Humana Stock Lags Behind S&P 500 Despite Sector Strength

Mar 09, 2026 14:02 UTC
HUM, ^GSPC
Medium term

Humana Inc. (HUM) has underperformed the broader S&P 500 (^GSPC) over the past 12 months, with a 6.3% decline in share price compared to the index’s 12.8% gain. The healthcare sector’s resilience has not fully translated to Humana’s stock performance.
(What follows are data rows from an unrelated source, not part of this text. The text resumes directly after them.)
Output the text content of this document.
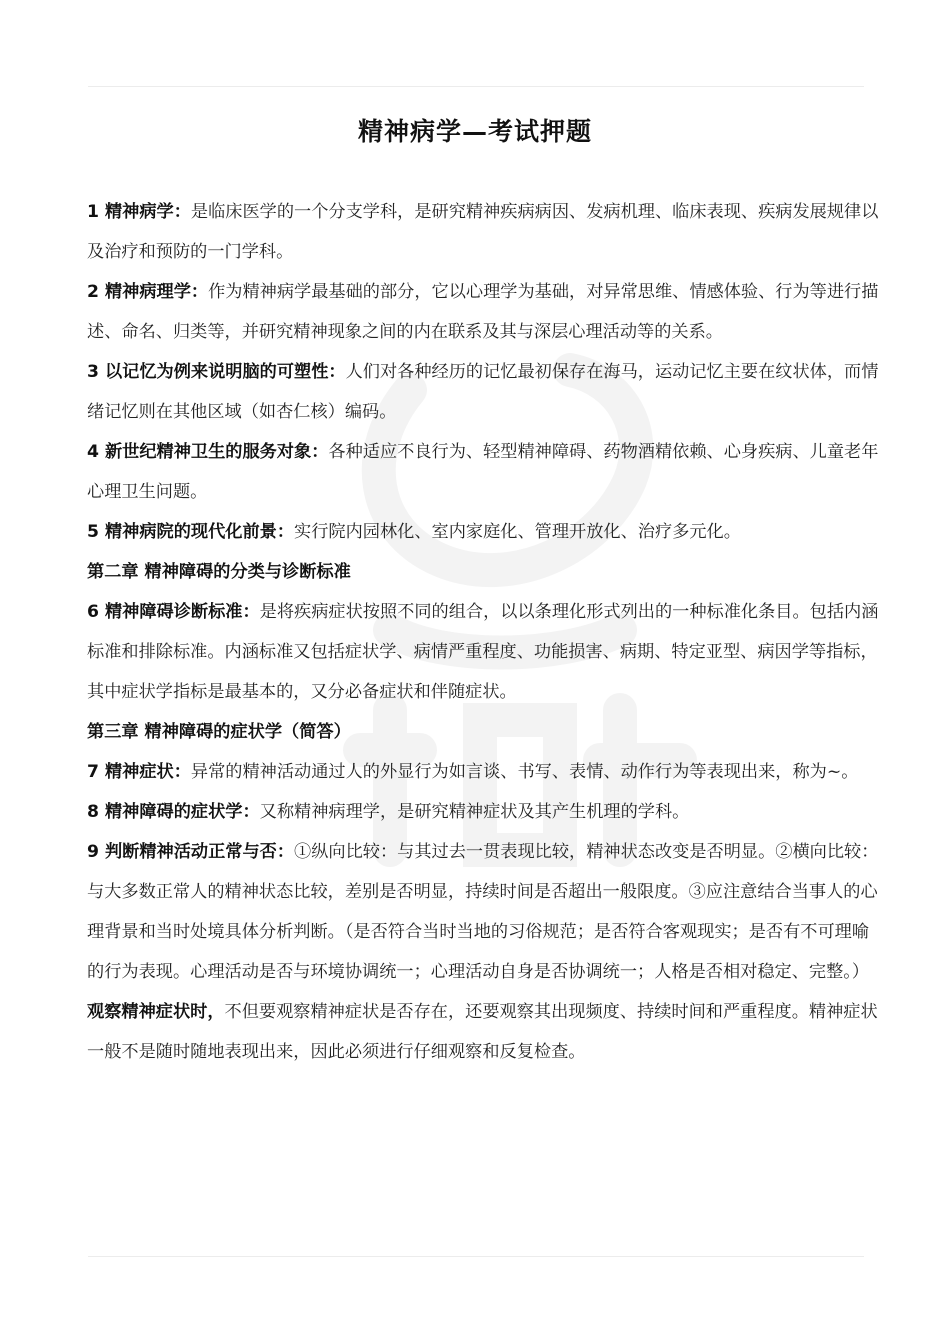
精神病学—考试押题

1 精神病学：是临床医学的一个分支学科，是研究精神疾病病因、发病机理、临床表现、疾病发展规律以及治疗和预防的一门学科。

2 精神病理学：作为精神病学最基础的部分，它以心理学为基础，对异常思维、情感体验、行为等进行描述、命名、归类等，并研究精神现象之间的内在联系及其与深层心理活动等的关系。

3 以记忆为例来说明脑的可塑性：人们对各种经历的记忆最初保存在海马，运动记忆主要在纹状体，而情绪记忆则在其他区域（如杏仁核）编码。

4 新世纪精神卫生的服务对象：各种适应不良行为、轻型精神障碍、药物酒精依赖、心身疾病、儿童老年心理卫生问题。

5 精神病院的现代化前景：实行院内园林化、室内家庭化、管理开放化、治疗多元化。

第二章 精神障碍的分类与诊断标准

6 精神障碍诊断标准：是将疾病症状按照不同的组合，以以条理化形式列出的一种标准化条目。包括内涵标准和排除标准。内涵标准又包括症状学、病情严重程度、功能损害、病期、特定亚型、病因学等指标，其中症状学指标是最基本的，又分必备症状和伴随症状。

第三章 精神障碍的症状学（简答）

7 精神症状：异常的精神活动通过人的外显行为如言谈、书写、表情、动作行为等表现出来，称为~。

8 精神障碍的症状学：又称精神病理学，是研究精神症状及其产生机理的学科。

9 判断精神活动正常与否：①纵向比较：与其过去一贯表现比较，精神状态改变是否明显。②横向比较：与大多数正常人的精神状态比较，差别是否明显，持续时间是否超出一般限度。③应注意结合当事人的心理背景和当时处境具体分析判断。（是否符合当时当地的习俗规范；是否符合客观现实；是否有不可理喻的行为表现。心理活动是否与环境协调统一；心理活动自身是否协调统一；人格是否相对稳定、完整。）观察精神症状时，不但要观察精神症状是否存在，还要观察其出现频度、持续时间和严重程度。精神症状一般不是随时随地表现出来，因此必须进行仔细观察和反复检查。
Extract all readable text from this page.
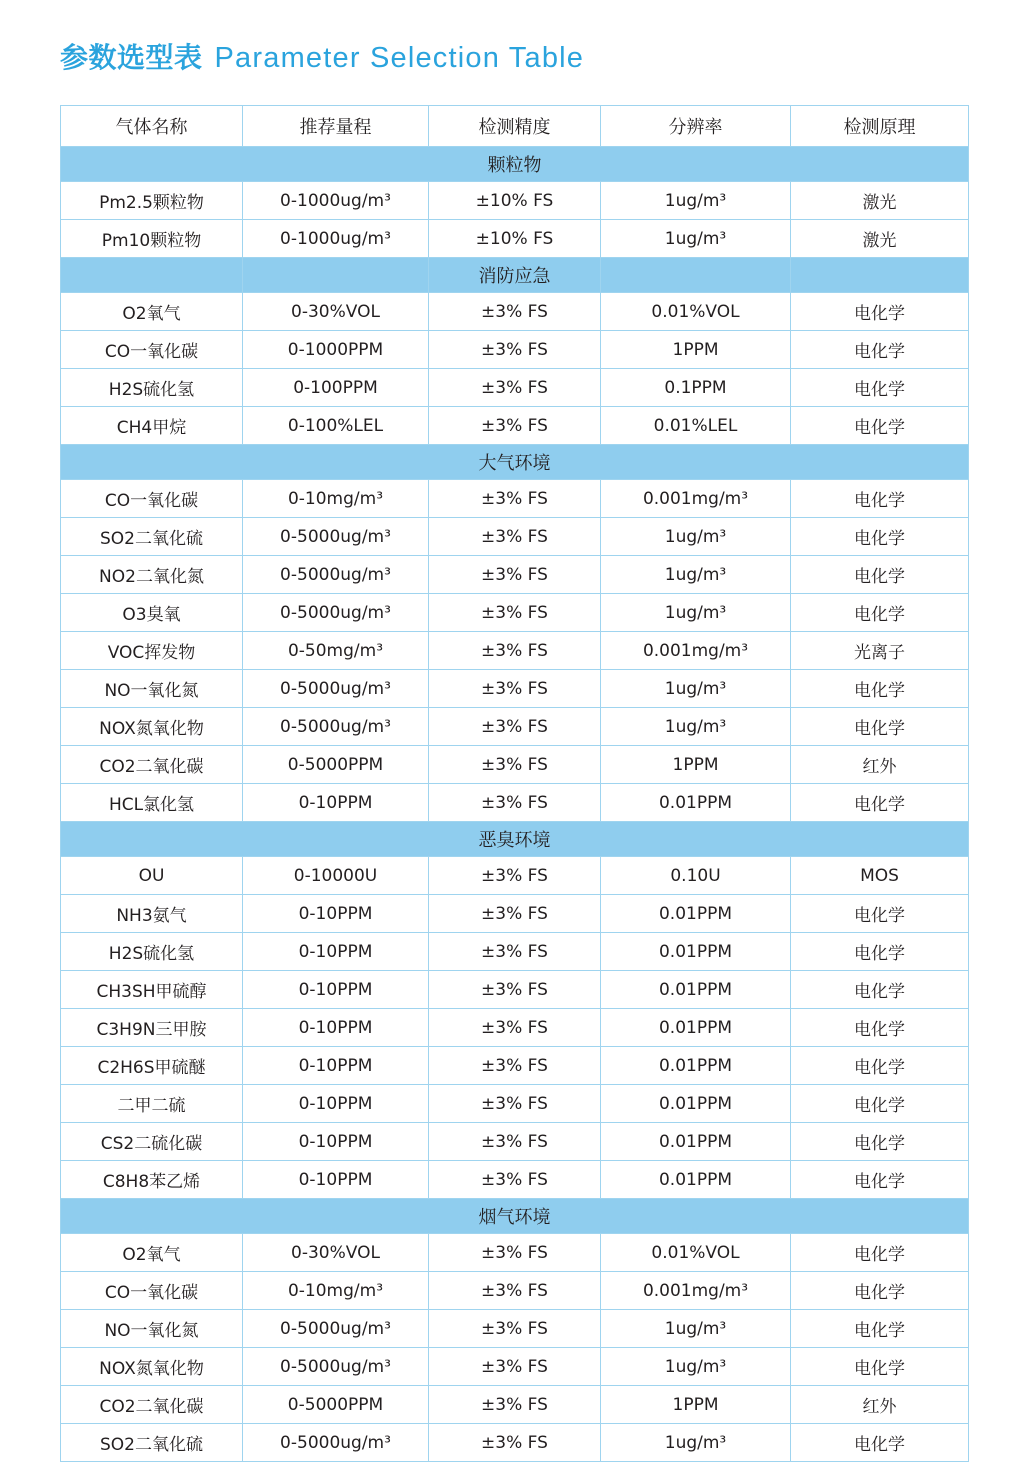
参数选型表 Parameter Selection Table
气体名称	推荐量程	检测精度	分辨率	检测原理
颗粒物				
Pm2.5颗粒物	0-1000ug/m³	±10% FS	1ug/m³	激光
Pm10颗粒物	0-1000ug/m³	±10% FS	1ug/m³	激光
		消防应急		
O2氧气	0-30%VOL	±3% FS	0.01%VOL	电化学
CO一氧化碳	0-1000PPM	±3% FS	1PPM	电化学
H2S硫化氢	0-100PPM	±3% FS	0.1PPM	电化学
CH4甲烷	0-100%LEL	±3% FS	0.01%LEL	电化学
大气环境				
CO一氧化碳	0-10mg/m³	±3% FS	0.001mg/m³	电化学
SO2二氧化硫	0-5000ug/m³	±3% FS	1ug/m³	电化学
NO2二氧化氮	0-5000ug/m³	±3% FS	1ug/m³	电化学
O3臭氧	0-5000ug/m³	±3% FS	1ug/m³	电化学
VOC挥发物	0-50mg/m³	±3% FS	0.001mg/m³	光离子
NO一氧化氮	0-5000ug/m³	±3% FS	1ug/m³	电化学
NOX氮氧化物	0-5000ug/m³	±3% FS	1ug/m³	电化学
CO2二氧化碳	0-5000PPM	±3% FS	1PPM	红外
HCL氯化氢	0-10PPM	±3% FS	0.01PPM	电化学
恶臭环境				
OU	0-10000U	±3% FS	0.10U	MOS
NH3氨气	0-10PPM	±3% FS	0.01PPM	电化学
H2S硫化氢	0-10PPM	±3% FS	0.01PPM	电化学
CH3SH甲硫醇	0-10PPM	±3% FS	0.01PPM	电化学
C3H9N三甲胺	0-10PPM	±3% FS	0.01PPM	电化学
C2H6S甲硫醚	0-10PPM	±3% FS	0.01PPM	电化学
二甲二硫	0-10PPM	±3% FS	0.01PPM	电化学
CS2二硫化碳	0-10PPM	±3% FS	0.01PPM	电化学
C8H8苯乙烯	0-10PPM	±3% FS	0.01PPM	电化学
烟气环境				
O2氧气	0-30%VOL	±3% FS	0.01%VOL	电化学
CO一氧化碳	0-10mg/m³	±3% FS	0.001mg/m³	电化学
NO一氧化氮	0-5000ug/m³	±3% FS	1ug/m³	电化学
NOX氮氧化物	0-5000ug/m³	±3% FS	1ug/m³	电化学
CO2二氧化碳	0-5000PPM	±3% FS	1PPM	红外
SO2二氧化硫	0-5000ug/m³	±3% FS	1ug/m³	电化学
  • Humana (HUM) declined 6.3% over the past 12 months, compared to a 12.8% gain in the S&P 500 (^GSPC)
  • Healthcare sector average return: 10.2% over the same period
  • HUM's trailing P/E ratio: 15.3, below the sector average of 17.1
  • Year-to-date HUM return: +1.7%, S&P 500: +4.5%
  • Upcoming Q4 earnings report scheduled for April 2026
  • Key risk factors include Medicare pricing pressures and enrollment growth

Humana Inc. (HUM) has trailed the S&P 500 (^GSPC) over the past year, posting a 6.3% decrease in share value as of March 9, 2026. In contrast, the S&P 500 gained 12.8% during the same period, highlighting a notable divergence in performance despite the healthcare sector’s overall positive momentum. This underperformance stands out given Humana’s position as a major player in Medicare Advantage and managed care services. The healthcare sector, which includes peers like UnitedHealth Group (UNH) and CVS Health (CVS), delivered an average return of 10.2% over the same timeframe, suggesting the issue may be company-specific rather than industry-wide. Factors such as regulatory scrutiny, pricing pressures on Medicare contracts, and elevated operating costs have contributed to investor caution surrounding HUM. Year-to-date, HUM has risen 1.7%, while the S&P 500 is up 4.5%, further illustrating a widening gap in momentum. The stock's trailing P/E ratio of 15.3 is below the sector average of 17.1, signaling potential undervaluation, though concerns over near-term growth trajectory remain. Investors and analysts are closely monitoring Humana's upcoming Q4 earnings report, scheduled for April 2026, as a potential inflection point. Any guidance on enrollment growth, medical cost trends, or changes in federal contract renewals could reshape sentiment.